Izquierda-derecha PDF Imprimir E-Mail

izquierda-derecha

Por la década de los 40, cuando “volvió a reír la primavera”, se usaban mucho las dicciones rojos y fascistas. Los rebeldes, al referirse al bando perdedor, eran los rojos. Y éstos, cuando largaban del bando ganador, eran los fascistas. Fue a mis ocho años cuando escuché por vez primera las dicciones de izquierdas o derechas, pero no sabía su significado.
Al poco, por los andurriales del barrio de Pescadería, en la explanada del muelle pesquero, aparecían todas las mañanas unos 300 soldados para hacer la instrucción marcando el paso al ritmo de tambores y cornetas; los chiquillos le poníamos letras groseras delante de las narices de la oficialidad. Otras veces las marchas guerreras eran suplidas por la voz aguardentosa del sargento de turno con su cantinela de “up, op; ep, aro...up, op; ep, aro...” con el correaje en la diestra, no sé para qué. Los chiquillos acompañábamos a la soldadesca por los flancos con nuestra letanía: “up, op,  papa y arró; up, op; papa y arró...”

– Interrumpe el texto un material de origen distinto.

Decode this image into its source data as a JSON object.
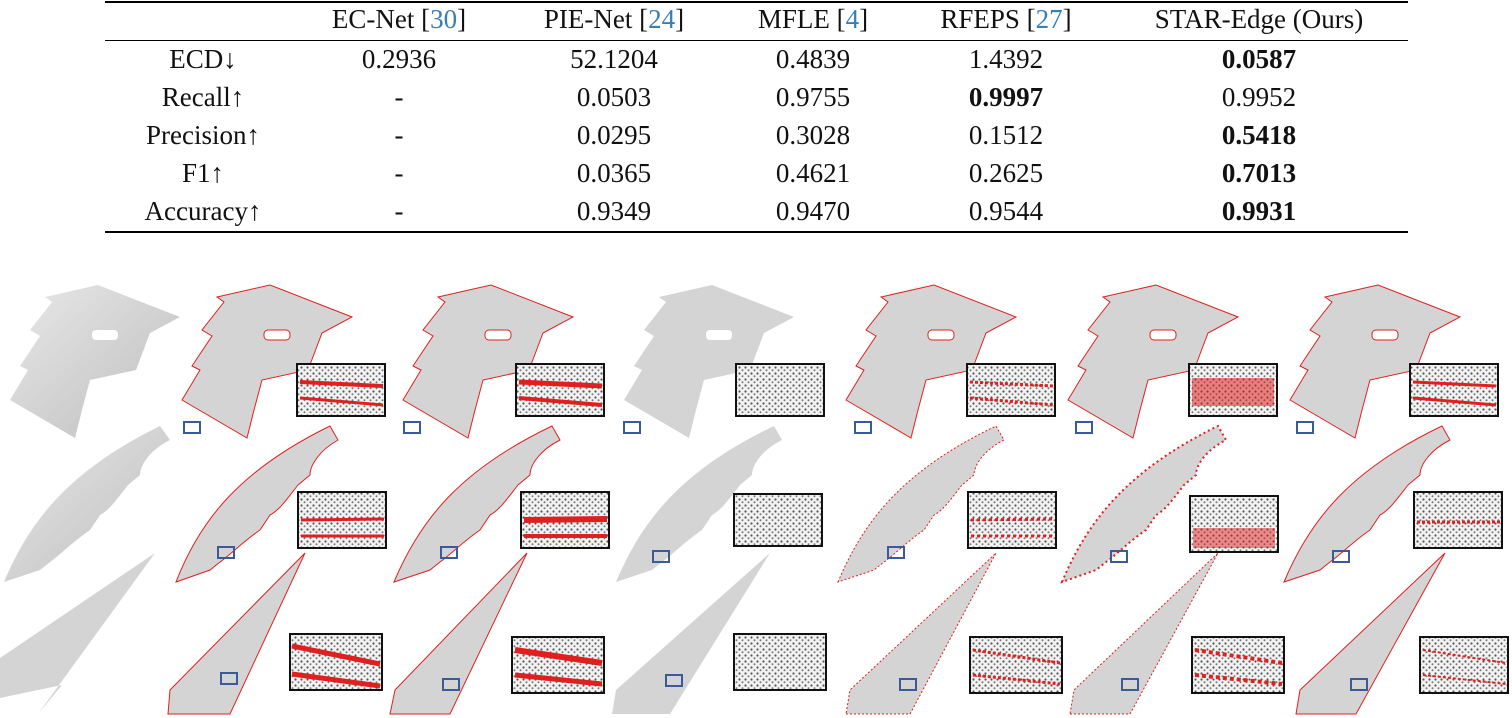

Había un sargento chusquero que se las sabía toas. Y para que la golfería no sirviera de comparsa con su papa y arró, hacía marcar el paso con la saloma de “Izquierda, izquierda; izquierda derecha izquierda”... Y así hasta la saciedad.¿Qué querría decir el andobas con tanta izquierda y una sola derecha? Por un falso orgullo no quise preguntar a mis mayores; hasta que un día me di cuenta que cuando el menda decía izquierda, los famélicos soldados pisaban con el pie izquierdo; pero lo extraño era que mentaba derecha una vez por cuatro izquierda. Esta actitud, extraña para mi, se la dije a El Rasque, que por aquel entonces se embarcaba con mi padre. Y me contestó: ¡Porque es un rojo!

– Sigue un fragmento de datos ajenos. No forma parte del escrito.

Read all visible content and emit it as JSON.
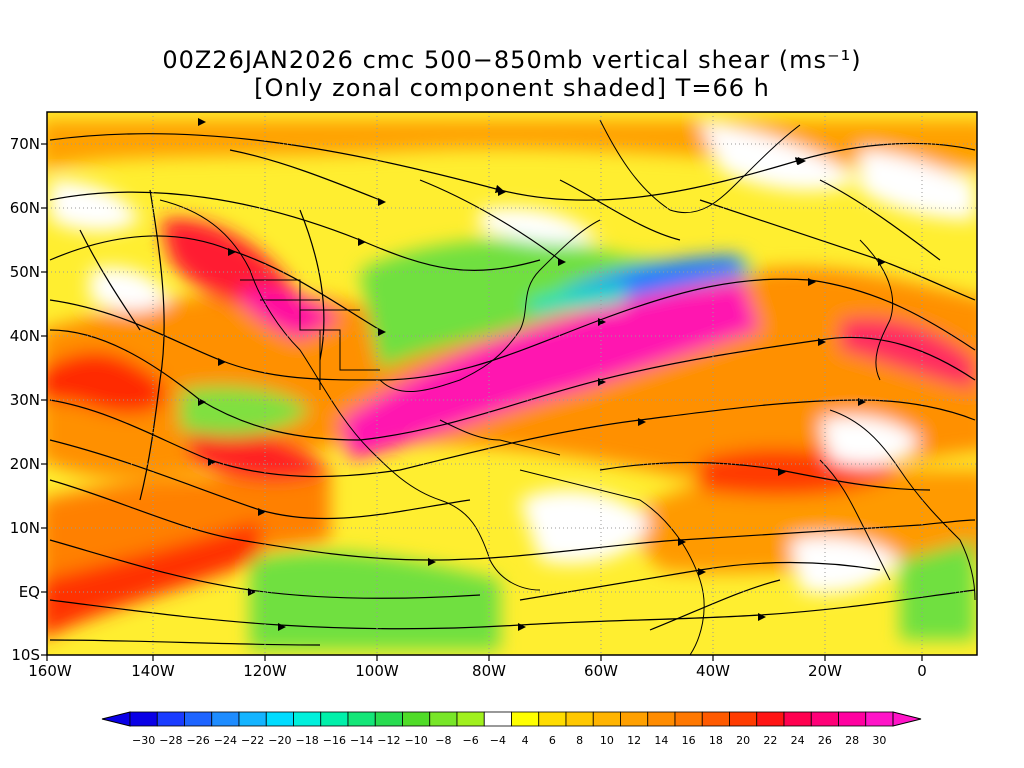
{
  "title": {
    "line1": "00Z26JAN2026 cmc 500−850mb vertical shear (ms⁻¹)",
    "line2": "[Only zonal component shaded] T=66 h"
  },
  "lat_labels": [
    "70N",
    "60N",
    "50N",
    "40N",
    "30N",
    "20N",
    "10N",
    "EQ",
    "10S"
  ],
  "lon_labels": [
    "160W",
    "140W",
    "120W",
    "100W",
    "80W",
    "60W",
    "40W",
    "20W",
    "0"
  ],
  "colorbar": {
    "labels": [
      "−30",
      "−28",
      "−26",
      "−24",
      "−22",
      "−20",
      "−18",
      "−16",
      "−14",
      "−12",
      "−10",
      "−8",
      "−6",
      "−4",
      "4",
      "6",
      "8",
      "10",
      "12",
      "14",
      "16",
      "18",
      "20",
      "22",
      "24",
      "26",
      "28",
      "30"
    ],
    "colors": [
      "#0a00e6",
      "#1a3cff",
      "#1e64ff",
      "#1e8cff",
      "#14b4ff",
      "#00dcff",
      "#00f0dc",
      "#00f0aa",
      "#14e678",
      "#28dc50",
      "#50dc28",
      "#78e628",
      "#a0f01e",
      "#ffffff",
      "#ffff00",
      "#ffdc00",
      "#ffc800",
      "#ffb400",
      "#ffa000",
      "#ff8c00",
      "#ff7800",
      "#ff5a00",
      "#ff3c00",
      "#ff1414",
      "#ff0050",
      "#ff0078",
      "#ff00a0",
      "#ff14c8"
    ]
  }
}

En la instrucción tenían media hora de descanso para hacer sus necesidades en las piedras del rompeolas. Luego se zampaban un bocata consistente en una rebaná de viento y un chorizo a la sombra, para rematar con un caldo de gallina en el mejor de los casos, o un cigarro liado con colillas de otros en papel Bambú.

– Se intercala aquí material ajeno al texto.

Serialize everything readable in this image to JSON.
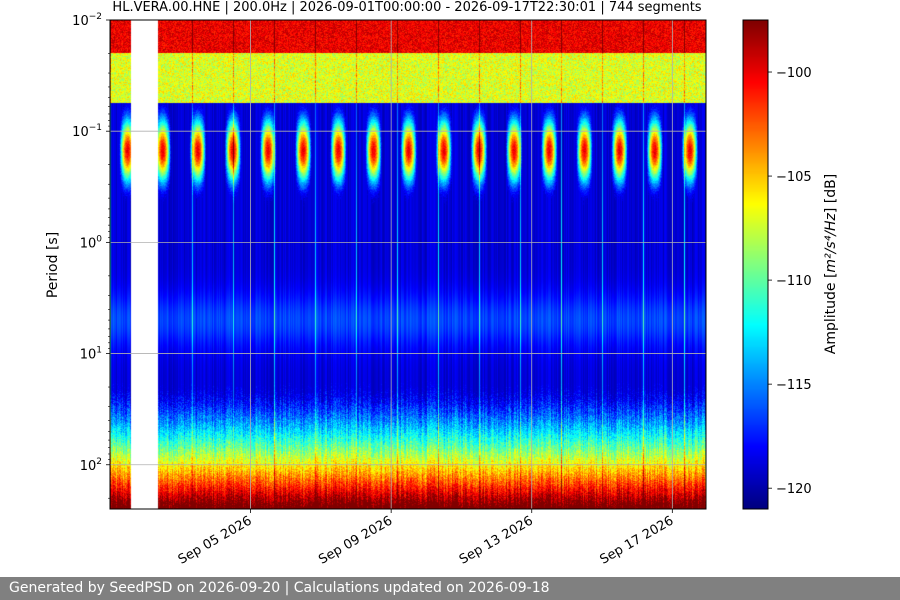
{
  "chart_data": {
    "type": "heatmap",
    "title": "HL.VERA.00.HNE | 200.0Hz | 2026-09-01T00:00:00 - 2026-09-17T22:30:01 | 744 segments",
    "ylabel": "Period [s]",
    "colorbar_label_prefix": "Amplitude [",
    "colorbar_label_math": "m²/s⁴/Hz",
    "colorbar_label_suffix": "] [dB]",
    "x_range": [
      "2026-09-01",
      "2026-09-17T23:00"
    ],
    "x_ticks": [
      "2026-09-05",
      "2026-09-09",
      "2026-09-13",
      "2026-09-17"
    ],
    "x_tick_labels": [
      "Sep 05 2026",
      "Sep 09 2026",
      "Sep 13 2026",
      "Sep 17 2026"
    ],
    "y_scale": "log",
    "y_inverted": true,
    "y_range": [
      0.01,
      250
    ],
    "y_ticks": [
      0.01,
      0.1,
      1,
      10,
      100
    ],
    "y_tick_labels": [
      {
        "base": "10",
        "exp": "−2"
      },
      {
        "base": "10",
        "exp": "−1"
      },
      {
        "base": "10",
        "exp": "0"
      },
      {
        "base": "10",
        "exp": "1"
      },
      {
        "base": "10",
        "exp": "2"
      }
    ],
    "colorbar_range": [
      -121,
      -97.5
    ],
    "colorbar_ticks": [
      -100,
      -105,
      -110,
      -115,
      -120
    ],
    "colorbar_tick_labels": [
      "−100",
      "−105",
      "−110",
      "−115",
      "−120"
    ],
    "colormap": "jet",
    "grid": true,
    "data_gap": [
      "2026-09-01T14:00",
      "2026-09-02T09:00"
    ],
    "diurnal_peak_period_s": 0.15,
    "microseism_period_s": 5,
    "lownoise_db": -121,
    "highnoise_db": -98
  },
  "footer": {
    "text": "Generated by SeedPSD on 2026-09-20 | Calculations updated on 2026-09-18"
  }
}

El sargento siempre se sentaba en cualquier piedra apartado de la soldadesca , cosa que aproveché para decirle:
¡Usted es rojo! ¿No?
- ¡Vete a la mierda, chaval!-, fue la lacónica respuesta, y ahí quedó el diálogo que pretendí entablar. Quince años después, estando faenando en el “mar Negro”, le recordé a El Rasque aquella anécdota. Mi tovarich me preguntó si sabía el origen de las derechas y de las izquierdas, y como le respondí que no; me soltó el siguiente rollo:
“Era en una asamblea donde se discutía si se debía trabajar de sol a sol durante los siete días de la semana y los doce meses del año. O había que hacer ocho horas con descanso dominicales y mes de vacaciones pagadas. El recinto donde se iba a celebrar el debate, con un aforo para doscientas personas, tenía un pasillo desde la puerta al escenario con sillas a ambos lados. El primero en entrar fue un minero con cara de famélico impregnado de carbón, que se sentó en el extremo de la última fila de la derecha. El segundo fue un orondo con chistera y puro, que al ver al paria se sentó lo más lejos posible. O sea; en el extremo opuesto, pero de la primera fila. Ya sabes, Dafalico, que en el primer tercio del siglo XX, la diferencia en el vestir era notoria entre ricos y pobres... Y así, conforme iban entrando, “cada pescao iba buscando su mallero” hasta que se llenó el local. Después de que cada ponente expuso su punto de vista, acordaron hacer la votación a mano alzada. Quien sea partidario de la jornada de ocho horas, descanso en domingo y un mes de vacaciones al año, que levante el brazo- dijo el portavoz-. Todos los de los asientos de la izquierda levantaron el brazo, más tres del otro lado. Ciento tres votos. Fueron mayoría, puesto que en el lado contrario eran noventa y siete  partidarios de dejar las cosas como estaban, salvo alguna abstención. Desde aquel día, tovadí Dafalico, partió el origen de que los más pobres sean de izquierdas y los otros de derechas”.
-Me has hecho un lío, tovarich. ¿No acabas de decirme que el minero se sentó a la derecha del pasillo y al extremo de las sillas? Y luego los que fueron entrando iban buscando su mallero. O sea; los pobres a la derecha del pasillo, y los ricos a la izquierda de ese pasillo...
-Eso es según se mire. O según se entienda, porque los ponentes sentados tras la mesa de la tribuna miraban al público, y los que levantaron el brazo estaban a la izquierda de los ponentes.